Chers frères et sœurs,

Chers amis,

 

Vivre une messe d’action de grâce, c’est, comme le fait saint Augustin dans ses Confessions, tout à la fois confesser ses fautes et exalter la grâce de Dieu.

 

Quand on fait une rétrospective d’années de ministère, on prend conscience que la grandeur de ce ministère nous dépasse de toutes parts, qu’il appelle une sainteté dans le quotidien que nous sommes loin d’avoir. Au moment où j’achève ce ministère épiscopal parmi vous, je prends mieux conscience de mes limites et de mon péché. Je demande pardon à Dieu et à vous pour mes manques de compréhension, d’attention, de présence, pour les gestes attendus que je n’ai pas eus, les paroles que je n’ai pas prononcées ou les risques que je n’ai pas pris. Plus les années passent, plus je perçois que ce trésor du ministère, comme dit saint Paul, « nous le portons dans des vases d’argile » (2 Cor. 4, 7).

 

Et pourtant, ce soir, j’ai aussi envie de rendre grâce à Dieu de sa fidélité, de sa présence, de son amour, du don de son Esprit. Vous savez que j’ai pris comme devise épiscopale : A cause de l’Évangile. Toute ma vie a été habitée par cette perception de la fécondité de l’Évangile.
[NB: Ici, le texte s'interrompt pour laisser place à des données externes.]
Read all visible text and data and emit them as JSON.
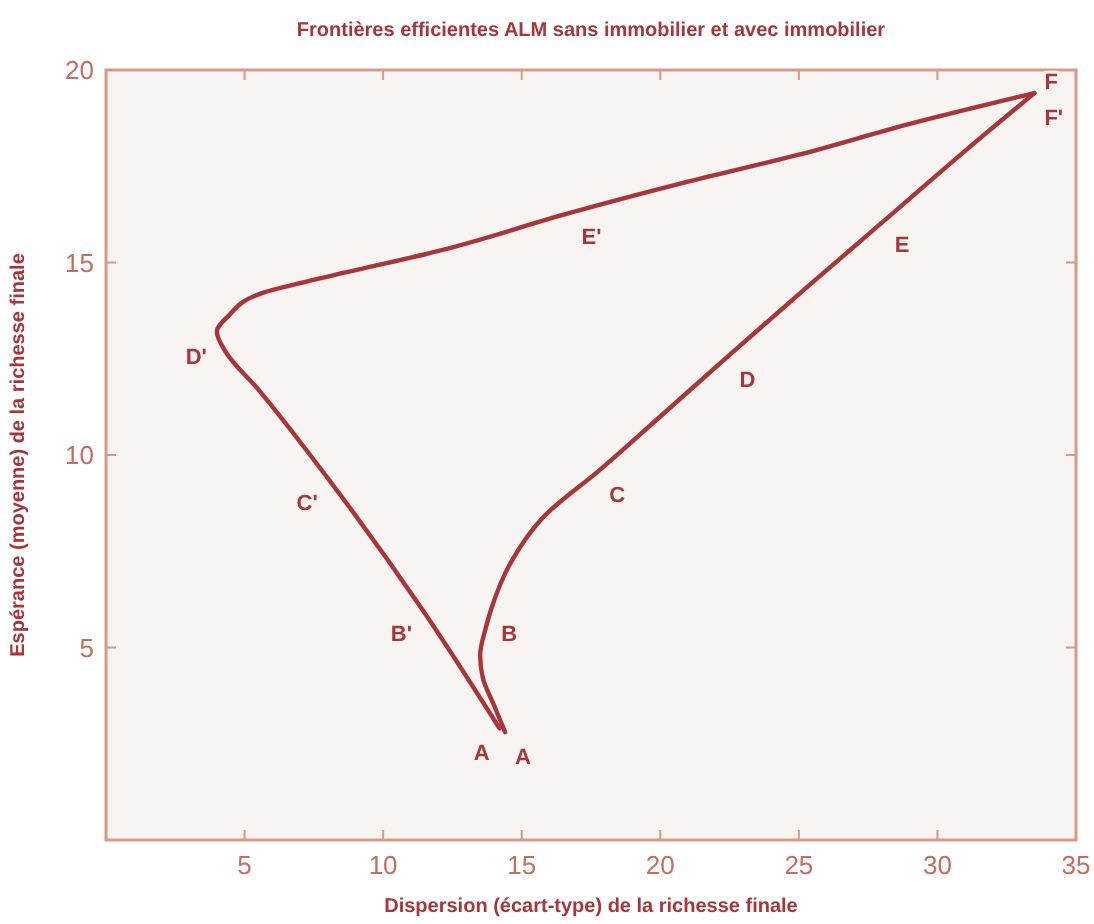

Celui-ci n’est pas une idéologie, une doctrine ou une simple sagesse. Il est, comme dit l’Apôtre, « puissance de Dieu », annonce de l’amour gratuit de Dieu, don de sa présence au plus intime de nous-mêmes. Saint John Henry Newman, que le pape vient de canoniser dimanche dernier, avait cette conscience aigüe que le don de cette présence divine en nous était le cœur de la Bonne Nouvelle de l’Évangile. Il écrivait dans un de ses sermons : « Demandons donc à Dieu de nous enseigner le mystère de Sa présence en nous afin que, en la reconnaissant, nous puissions, de ce fait, la posséder avec fruit… Reconnaissons-Le comme Celui qui siège en nous, à la source même de nos pensées et de nos affections. Soumettons-nous nous-mêmes à Son conseil et à Sa direction souveraine ; venons à lui afin qu’Il puisse nous pardonner, nous laver, nous changer, nous guider et nous sauver » (Sermons paroissiaux, V, 206). En effet, cette présence de Dieu en nous apporte avec elle une puissance de transformation de nous-mêmes. Toute la vie chrétienne consiste à se laisser irriguer par cette source d’eau vive de l’Esprit du Seigneur. La conversion à laquelle nous invite l’Évangile consiste à vérifier que nous restons bien branchés sur la source et que toutes les dimensions de notre être sont baignées de son eau. Jusqu’à notre mort, nous aurons à poursuivre ce travail de conversion.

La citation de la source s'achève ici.